Bird and Chook know they won’t feel that usual sense of calm today, but they’re focused on finishing under the four hour limit. Mostly, they’re here to have a good time. “We’re not pros, we’re just people who like puzzles,” Lammond explains. As one of the few teams of two, they’re realistic about their chances of winning, but wonder if their high energy and constant chatter might work as a strategy. “Like on The Amazing Race, when the couples yell at each other and the others get deterred,” Lammond reckons, explaining how they celebrate every tiny piece that slots into place. “We’re like ‘man, this looks SO good!’”
Charlotte McKay is another puzzler who loves the meditative power of jigsaws. “It’s great downtime, but I still feel like my brain is activated. There’s always something achievable about doing a jigsaw,” she says. The performer, fitness coach and office manager has been passionate about puzzling for 20 years, and the opportunity to enter the individual jigsaw race was a dream come true. “I am quite a competitive person, and when I heard about this, I’ve never felt more seen. Competitive jigsaw puzzling? That’s my nirvana.”
Previously, McKay’s biggest challenge had been her cat vomiting on her puzzle; now she’s about to compete against 20 other individuals through nine hours of intense, sustained puzzle action. McKay can knock a 1000-piece puzzle off in a few hours at home, but after watching lots of jigsaw racing videos online, she knows speed puzzling demands a more purposeful, efficient approach. “I really thought when I entered, ‘I’m an ace puzzler, I’m going to have a gold medal’,” she jokes. “Then when I actually found out that this is a whole thing, I’m like, ‘oh noooo’.”

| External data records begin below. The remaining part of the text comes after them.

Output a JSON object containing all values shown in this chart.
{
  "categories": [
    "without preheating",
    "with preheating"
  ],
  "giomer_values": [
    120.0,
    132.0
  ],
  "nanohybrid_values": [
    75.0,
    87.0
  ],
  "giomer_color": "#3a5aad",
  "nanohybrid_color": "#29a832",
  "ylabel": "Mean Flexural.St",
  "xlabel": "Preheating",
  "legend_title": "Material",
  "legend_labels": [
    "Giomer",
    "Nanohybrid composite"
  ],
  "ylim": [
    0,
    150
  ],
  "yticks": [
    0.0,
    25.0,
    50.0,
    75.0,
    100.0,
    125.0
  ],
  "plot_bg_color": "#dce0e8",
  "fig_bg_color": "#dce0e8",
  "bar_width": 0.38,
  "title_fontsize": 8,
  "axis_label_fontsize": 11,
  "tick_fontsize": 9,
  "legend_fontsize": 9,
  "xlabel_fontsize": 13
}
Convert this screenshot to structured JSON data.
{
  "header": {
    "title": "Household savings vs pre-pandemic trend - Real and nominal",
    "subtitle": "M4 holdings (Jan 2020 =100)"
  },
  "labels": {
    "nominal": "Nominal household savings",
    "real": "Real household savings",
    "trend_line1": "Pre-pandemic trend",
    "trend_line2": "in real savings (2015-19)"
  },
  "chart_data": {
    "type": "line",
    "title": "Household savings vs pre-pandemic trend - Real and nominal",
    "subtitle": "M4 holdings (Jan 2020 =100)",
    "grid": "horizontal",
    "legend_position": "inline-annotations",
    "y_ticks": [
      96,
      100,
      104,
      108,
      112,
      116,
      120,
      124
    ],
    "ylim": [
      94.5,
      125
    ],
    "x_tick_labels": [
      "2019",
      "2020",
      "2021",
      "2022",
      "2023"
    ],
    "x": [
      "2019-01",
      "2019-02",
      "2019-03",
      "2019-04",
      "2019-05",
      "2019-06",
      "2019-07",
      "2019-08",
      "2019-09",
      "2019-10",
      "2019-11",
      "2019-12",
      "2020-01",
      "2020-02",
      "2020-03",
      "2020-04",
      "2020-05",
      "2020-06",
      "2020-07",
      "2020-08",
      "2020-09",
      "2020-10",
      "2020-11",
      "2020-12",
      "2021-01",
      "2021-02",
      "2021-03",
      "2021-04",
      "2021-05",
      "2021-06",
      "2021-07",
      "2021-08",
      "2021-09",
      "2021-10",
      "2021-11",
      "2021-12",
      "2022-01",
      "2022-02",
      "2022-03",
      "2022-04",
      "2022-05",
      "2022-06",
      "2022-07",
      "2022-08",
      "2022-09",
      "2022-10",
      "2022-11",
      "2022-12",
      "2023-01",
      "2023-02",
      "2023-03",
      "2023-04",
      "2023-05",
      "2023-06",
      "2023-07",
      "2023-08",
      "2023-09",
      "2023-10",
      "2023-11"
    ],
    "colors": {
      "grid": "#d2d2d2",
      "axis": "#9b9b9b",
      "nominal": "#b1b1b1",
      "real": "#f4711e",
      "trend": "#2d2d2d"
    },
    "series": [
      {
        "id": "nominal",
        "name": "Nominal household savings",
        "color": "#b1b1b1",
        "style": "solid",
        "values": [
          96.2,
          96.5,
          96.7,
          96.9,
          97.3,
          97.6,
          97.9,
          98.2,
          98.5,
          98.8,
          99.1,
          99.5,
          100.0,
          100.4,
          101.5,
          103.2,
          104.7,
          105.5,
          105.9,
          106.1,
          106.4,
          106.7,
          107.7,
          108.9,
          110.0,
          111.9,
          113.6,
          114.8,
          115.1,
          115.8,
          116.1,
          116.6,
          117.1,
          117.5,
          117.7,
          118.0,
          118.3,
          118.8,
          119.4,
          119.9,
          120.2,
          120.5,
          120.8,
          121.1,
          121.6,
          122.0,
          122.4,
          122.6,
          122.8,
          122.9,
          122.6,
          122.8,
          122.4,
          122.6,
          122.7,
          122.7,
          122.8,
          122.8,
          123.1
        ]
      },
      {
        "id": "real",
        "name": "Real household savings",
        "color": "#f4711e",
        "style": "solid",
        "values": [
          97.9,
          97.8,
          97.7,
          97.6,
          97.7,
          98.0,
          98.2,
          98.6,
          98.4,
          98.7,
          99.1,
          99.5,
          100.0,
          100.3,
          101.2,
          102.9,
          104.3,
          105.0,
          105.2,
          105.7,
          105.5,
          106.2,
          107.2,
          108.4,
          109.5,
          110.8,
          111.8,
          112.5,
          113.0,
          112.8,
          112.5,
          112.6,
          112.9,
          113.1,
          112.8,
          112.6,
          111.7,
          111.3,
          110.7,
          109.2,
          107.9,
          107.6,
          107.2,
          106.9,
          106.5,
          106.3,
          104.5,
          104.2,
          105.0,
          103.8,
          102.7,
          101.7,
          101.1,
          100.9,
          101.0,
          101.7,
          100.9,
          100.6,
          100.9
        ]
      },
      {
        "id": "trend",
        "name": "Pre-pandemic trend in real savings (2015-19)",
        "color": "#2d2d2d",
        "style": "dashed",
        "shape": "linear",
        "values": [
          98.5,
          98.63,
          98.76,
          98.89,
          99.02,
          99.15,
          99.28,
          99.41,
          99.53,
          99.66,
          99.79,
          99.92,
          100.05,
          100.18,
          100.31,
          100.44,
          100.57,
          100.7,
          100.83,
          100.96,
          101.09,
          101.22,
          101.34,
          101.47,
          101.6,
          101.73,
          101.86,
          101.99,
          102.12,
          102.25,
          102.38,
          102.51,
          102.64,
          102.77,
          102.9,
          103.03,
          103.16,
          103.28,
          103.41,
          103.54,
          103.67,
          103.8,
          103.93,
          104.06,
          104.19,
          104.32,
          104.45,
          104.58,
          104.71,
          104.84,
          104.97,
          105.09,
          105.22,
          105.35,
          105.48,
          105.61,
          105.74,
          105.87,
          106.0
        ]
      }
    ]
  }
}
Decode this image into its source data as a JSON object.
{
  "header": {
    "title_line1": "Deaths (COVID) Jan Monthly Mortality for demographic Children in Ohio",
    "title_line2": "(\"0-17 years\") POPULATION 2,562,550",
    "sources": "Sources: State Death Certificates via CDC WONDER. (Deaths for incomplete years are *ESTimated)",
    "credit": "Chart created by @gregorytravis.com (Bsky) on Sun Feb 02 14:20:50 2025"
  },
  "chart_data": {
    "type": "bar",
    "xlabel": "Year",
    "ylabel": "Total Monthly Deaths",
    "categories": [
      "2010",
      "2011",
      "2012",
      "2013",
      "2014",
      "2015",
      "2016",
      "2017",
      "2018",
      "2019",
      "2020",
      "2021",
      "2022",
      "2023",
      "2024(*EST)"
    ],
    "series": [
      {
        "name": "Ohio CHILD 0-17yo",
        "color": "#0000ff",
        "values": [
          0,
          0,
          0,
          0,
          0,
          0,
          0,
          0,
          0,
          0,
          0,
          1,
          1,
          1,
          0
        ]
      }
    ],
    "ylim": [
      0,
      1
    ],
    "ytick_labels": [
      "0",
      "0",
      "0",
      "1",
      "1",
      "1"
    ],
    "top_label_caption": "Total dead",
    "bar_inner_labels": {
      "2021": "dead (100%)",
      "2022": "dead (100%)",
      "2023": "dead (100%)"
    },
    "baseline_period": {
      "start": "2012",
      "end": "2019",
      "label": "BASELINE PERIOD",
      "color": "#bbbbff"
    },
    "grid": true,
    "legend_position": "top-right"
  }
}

As the Dunedin summer sun begins to beam through the University food hall, players mutter about the shadows the sunlight casts on their pieces. It will reach 31C in Dunedin today, and after the first hour, a stuffy hush falls on the room. By the second, puzzlers are beginning to hurt. They shift around their tables, swapping positions when a team member hits a jigsaw wall, pausing to stretch their necks and backs. “I’m achieving nothing,” one says. “I need the roof of the car,” another pleads. “It’s a shitshow,” Lammond tells Kennedy, searching for a matching piece of that never ending winter sky.
An older woman with hair the same colour as the Cardrona snow plonks herself down in a plastic chair to watch. “I’ve just finished playing table tennis,” she announces to the captivated group of spectators who’ve gathered. Strangers on the sidelines quickly become friends, as people pull out their phones to show off photos of their favourite jigsaws (Van Gogh’s Sunflowers, a classic). It’s this instant bond that Gragg loves the most about puzzling. “At Worlds, people don’t speak the same language, but put a jigsaw puzzle down on the table and people will just gravitate,” she says. “You don’t even need to speak and you’re having a good time.”
That day, nobody had a better time than Dunedin Dissectologists. Two hours, 41 minutes and 21 seconds after the jigsaws were unwrapped, the four puzzlers raise their hands in the air, triumphant and exhausted. Team Tabulous finish second a mere two minutes and 51 seconds later, while Bird and Chook persist with that bleak Central Otago sky until the bitter end. The following day, McKay will give a spectacular display of stamina in the individual race, enduring nine gruelling hours of puzzling to solve a 1000-piece jigsaw of Larnach Castle so challenging that other competitors leave in tears.
Regardless of the results, puzzling was the winner on the day. NZMG manager Vicki Kestila admits she wasn’t sure what to expect with jigsaw racing, but was quickly won over. “We were blown away by how popular it was in terms of participation but also by how many spectators it attracted,” she says. “People were fascinated by the ins and outs of it all.”
Even the victorious Gragg, who’s preparing to return to the World Championships in Spain later this year, says the most important thing about competitive puzzling is that everyone has a good time. Bird and Chook agree. “If we don’t enjoy it, then what’s the point?” Kennedy/Bird asks. And what about McKay, who never wants to see a photo of Larnach Castle ever again? “I hope that I’m subverting somebody’s stereotype about what a jigsaw puzzler is,” she says. “Even though this is the Masters Games, jigsaw puzzling can be cool, kids.”